Standard & Poor's headquarters in the financial district of New York on August 6, 2011. The United States' credit rating was cut for the first time ever August 5 when Standard and Poor's lowered it from triple-A to AA+, citing the country's looming deficit burden and weak policy-making process. AFP PHOTO/Stan HONDA

Standard & Poor’s affirms Cyprus’ growth prospects, highlights risks from virus

Standard & Poor’s Global Ratings has affirmed its BBB-/A-3 long- and short-term foreign and local currency sovereign credit rating on Cyprus with a stable outlook.

The stable outlook incorporates Cyprus` robust growth prospects, improving public debt dynamics, and track record of running budgetary surpluses, according to the report released Friday, 6 March.
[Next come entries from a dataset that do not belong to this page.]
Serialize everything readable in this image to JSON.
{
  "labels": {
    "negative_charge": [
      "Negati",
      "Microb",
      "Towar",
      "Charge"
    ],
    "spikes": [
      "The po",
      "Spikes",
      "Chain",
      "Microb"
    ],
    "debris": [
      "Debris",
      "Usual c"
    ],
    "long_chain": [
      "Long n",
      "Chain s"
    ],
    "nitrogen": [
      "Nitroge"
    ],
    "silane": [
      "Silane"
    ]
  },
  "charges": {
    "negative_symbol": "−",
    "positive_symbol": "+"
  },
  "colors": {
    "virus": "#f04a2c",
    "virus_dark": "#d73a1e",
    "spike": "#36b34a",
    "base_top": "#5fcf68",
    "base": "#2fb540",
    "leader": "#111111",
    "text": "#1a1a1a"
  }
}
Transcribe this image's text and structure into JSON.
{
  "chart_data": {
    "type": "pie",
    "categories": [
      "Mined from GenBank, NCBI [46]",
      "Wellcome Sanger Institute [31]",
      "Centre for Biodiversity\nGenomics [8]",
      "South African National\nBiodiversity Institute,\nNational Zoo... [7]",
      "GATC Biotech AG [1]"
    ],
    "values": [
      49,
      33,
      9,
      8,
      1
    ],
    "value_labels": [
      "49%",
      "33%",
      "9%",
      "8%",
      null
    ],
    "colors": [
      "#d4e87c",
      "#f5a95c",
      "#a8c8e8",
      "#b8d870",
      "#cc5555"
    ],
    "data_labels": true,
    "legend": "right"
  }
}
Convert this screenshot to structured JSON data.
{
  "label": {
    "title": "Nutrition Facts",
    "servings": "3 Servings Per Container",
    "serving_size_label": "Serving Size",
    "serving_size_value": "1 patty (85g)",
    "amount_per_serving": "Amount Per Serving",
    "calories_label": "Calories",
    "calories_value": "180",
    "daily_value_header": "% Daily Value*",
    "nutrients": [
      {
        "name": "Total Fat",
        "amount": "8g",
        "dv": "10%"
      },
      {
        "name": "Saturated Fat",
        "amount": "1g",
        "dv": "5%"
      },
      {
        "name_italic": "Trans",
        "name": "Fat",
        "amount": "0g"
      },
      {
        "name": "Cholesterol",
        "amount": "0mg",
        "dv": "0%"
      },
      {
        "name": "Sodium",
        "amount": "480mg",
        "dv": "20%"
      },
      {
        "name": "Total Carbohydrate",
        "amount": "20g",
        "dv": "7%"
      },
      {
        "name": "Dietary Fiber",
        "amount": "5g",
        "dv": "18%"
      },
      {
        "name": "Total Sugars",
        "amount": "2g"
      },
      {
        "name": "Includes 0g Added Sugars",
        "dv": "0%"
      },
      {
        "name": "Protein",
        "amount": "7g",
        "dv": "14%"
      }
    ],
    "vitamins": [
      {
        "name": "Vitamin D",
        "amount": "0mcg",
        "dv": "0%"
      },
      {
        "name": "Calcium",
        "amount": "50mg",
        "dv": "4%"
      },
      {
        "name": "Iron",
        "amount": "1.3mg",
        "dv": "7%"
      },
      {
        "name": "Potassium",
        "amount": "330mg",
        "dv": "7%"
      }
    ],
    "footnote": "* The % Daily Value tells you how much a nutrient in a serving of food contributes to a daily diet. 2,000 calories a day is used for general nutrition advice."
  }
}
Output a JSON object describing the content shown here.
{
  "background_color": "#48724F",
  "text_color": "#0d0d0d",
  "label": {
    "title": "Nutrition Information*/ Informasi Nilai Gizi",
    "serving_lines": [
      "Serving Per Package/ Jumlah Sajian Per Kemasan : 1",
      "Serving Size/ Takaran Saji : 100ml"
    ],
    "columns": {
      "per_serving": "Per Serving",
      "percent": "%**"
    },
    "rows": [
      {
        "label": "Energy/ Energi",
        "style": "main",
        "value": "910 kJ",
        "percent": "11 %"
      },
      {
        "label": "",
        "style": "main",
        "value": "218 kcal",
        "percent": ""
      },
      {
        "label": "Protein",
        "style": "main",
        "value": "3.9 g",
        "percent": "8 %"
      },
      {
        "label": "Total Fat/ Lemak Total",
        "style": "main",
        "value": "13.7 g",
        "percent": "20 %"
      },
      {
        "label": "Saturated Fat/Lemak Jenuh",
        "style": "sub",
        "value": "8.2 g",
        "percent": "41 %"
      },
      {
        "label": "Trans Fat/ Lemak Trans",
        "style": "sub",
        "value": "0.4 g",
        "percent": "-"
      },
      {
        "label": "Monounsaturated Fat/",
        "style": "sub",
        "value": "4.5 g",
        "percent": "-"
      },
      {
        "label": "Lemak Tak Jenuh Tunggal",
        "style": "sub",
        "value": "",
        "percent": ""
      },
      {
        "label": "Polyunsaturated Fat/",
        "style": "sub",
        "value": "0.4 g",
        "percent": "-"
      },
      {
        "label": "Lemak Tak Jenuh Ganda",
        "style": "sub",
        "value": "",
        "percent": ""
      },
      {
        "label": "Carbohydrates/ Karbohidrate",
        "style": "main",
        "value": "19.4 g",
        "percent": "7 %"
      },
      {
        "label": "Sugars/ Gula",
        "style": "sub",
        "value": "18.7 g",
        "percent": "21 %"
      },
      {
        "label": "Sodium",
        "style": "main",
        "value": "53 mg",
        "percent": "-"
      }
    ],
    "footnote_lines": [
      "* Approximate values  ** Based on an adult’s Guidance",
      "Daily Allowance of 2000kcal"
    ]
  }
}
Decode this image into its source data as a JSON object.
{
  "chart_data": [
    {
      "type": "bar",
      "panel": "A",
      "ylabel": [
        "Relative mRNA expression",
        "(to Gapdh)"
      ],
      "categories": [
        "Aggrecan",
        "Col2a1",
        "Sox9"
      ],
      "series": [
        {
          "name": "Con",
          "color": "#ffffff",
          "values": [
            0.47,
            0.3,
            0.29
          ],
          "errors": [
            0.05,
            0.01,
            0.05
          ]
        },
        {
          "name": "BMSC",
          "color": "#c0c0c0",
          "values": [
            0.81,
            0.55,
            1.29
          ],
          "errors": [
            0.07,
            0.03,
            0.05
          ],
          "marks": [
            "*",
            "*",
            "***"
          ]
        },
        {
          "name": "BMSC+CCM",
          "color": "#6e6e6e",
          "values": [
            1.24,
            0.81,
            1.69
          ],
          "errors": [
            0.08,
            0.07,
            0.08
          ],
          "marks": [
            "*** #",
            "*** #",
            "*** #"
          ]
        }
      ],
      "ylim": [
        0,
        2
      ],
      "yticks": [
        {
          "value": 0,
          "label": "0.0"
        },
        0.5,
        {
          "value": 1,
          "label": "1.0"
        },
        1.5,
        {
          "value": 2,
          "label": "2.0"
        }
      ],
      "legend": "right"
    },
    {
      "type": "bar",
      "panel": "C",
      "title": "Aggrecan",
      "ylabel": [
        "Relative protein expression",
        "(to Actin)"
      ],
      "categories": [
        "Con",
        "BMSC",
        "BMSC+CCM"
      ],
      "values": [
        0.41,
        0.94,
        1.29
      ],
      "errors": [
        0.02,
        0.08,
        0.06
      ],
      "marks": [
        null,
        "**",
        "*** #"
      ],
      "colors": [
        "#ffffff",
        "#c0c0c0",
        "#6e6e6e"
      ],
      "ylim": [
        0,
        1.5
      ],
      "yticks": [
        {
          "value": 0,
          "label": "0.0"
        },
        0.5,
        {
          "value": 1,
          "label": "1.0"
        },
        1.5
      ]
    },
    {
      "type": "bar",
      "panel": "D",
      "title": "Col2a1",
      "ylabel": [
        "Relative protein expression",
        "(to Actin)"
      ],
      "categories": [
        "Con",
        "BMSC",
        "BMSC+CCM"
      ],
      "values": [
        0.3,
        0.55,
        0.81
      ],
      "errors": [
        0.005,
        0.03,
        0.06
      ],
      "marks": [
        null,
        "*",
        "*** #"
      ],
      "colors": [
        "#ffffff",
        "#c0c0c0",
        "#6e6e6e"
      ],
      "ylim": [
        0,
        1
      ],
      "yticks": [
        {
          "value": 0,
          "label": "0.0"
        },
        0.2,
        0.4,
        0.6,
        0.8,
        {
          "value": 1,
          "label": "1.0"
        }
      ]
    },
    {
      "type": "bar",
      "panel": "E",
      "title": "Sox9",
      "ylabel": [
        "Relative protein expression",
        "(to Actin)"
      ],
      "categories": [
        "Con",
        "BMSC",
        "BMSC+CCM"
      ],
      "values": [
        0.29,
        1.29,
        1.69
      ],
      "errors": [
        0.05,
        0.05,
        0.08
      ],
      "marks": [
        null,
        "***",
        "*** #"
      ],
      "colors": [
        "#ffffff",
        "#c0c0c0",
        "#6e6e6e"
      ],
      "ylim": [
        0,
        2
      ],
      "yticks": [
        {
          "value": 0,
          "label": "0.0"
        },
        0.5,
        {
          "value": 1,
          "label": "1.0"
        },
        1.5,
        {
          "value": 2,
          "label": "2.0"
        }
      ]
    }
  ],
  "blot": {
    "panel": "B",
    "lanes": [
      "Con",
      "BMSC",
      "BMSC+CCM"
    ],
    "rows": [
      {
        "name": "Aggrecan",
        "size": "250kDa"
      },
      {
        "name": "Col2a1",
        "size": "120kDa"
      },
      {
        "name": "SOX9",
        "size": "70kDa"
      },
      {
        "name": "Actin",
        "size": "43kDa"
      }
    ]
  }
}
It also takes into account Cyprus` high stocks of public and private debt and the inherent vulnerability of a small open economy, with an important tourism sector, to rising external shocks, including from the recent coronavirus outbreak.

“We could consider raising the ratings on Cyprus over the next two years if external risks abated significantly or the banking sector materially reduced its nonperforming exposures (NPEs) and financial conditions improved. We could also raise the ratings in the case of faster-than-expected deleveraging in the economy or improved external performance”, says S&P.

According to the report, the ratings are supported by Cyprus` wealthy economy, solid growth prospects, and policymakers` commitment to operating budgetary surpluses. The rating agency also sees positively the ongoing progress in restoring the banking sector`s health.

It anticipates policymaking will remain geared toward the reduction of macroeconomic vulnerabilities and improving the financial sector`s health.

It also notes that growth in Cyprus has been resilient at 3.2% in 2019, partly due to the economy`s ability to attract a steady flow of net immigration and projects that the economy will expand at a slower, but still solid, 2.5% over 2020-2023.

It adds that the labor market has been dynamic, with a continuously declining unemployment rate after it peaked in 2014. It also forecasts further declines to around 5.0% in the coming years, from 7.1% in 2019 and around 13.0% in 2016.

Foreign-financed investment activity is also likely to remain strong, supported by ongoing projects, particularly in residential properties, education, health, and tourism infrastructure.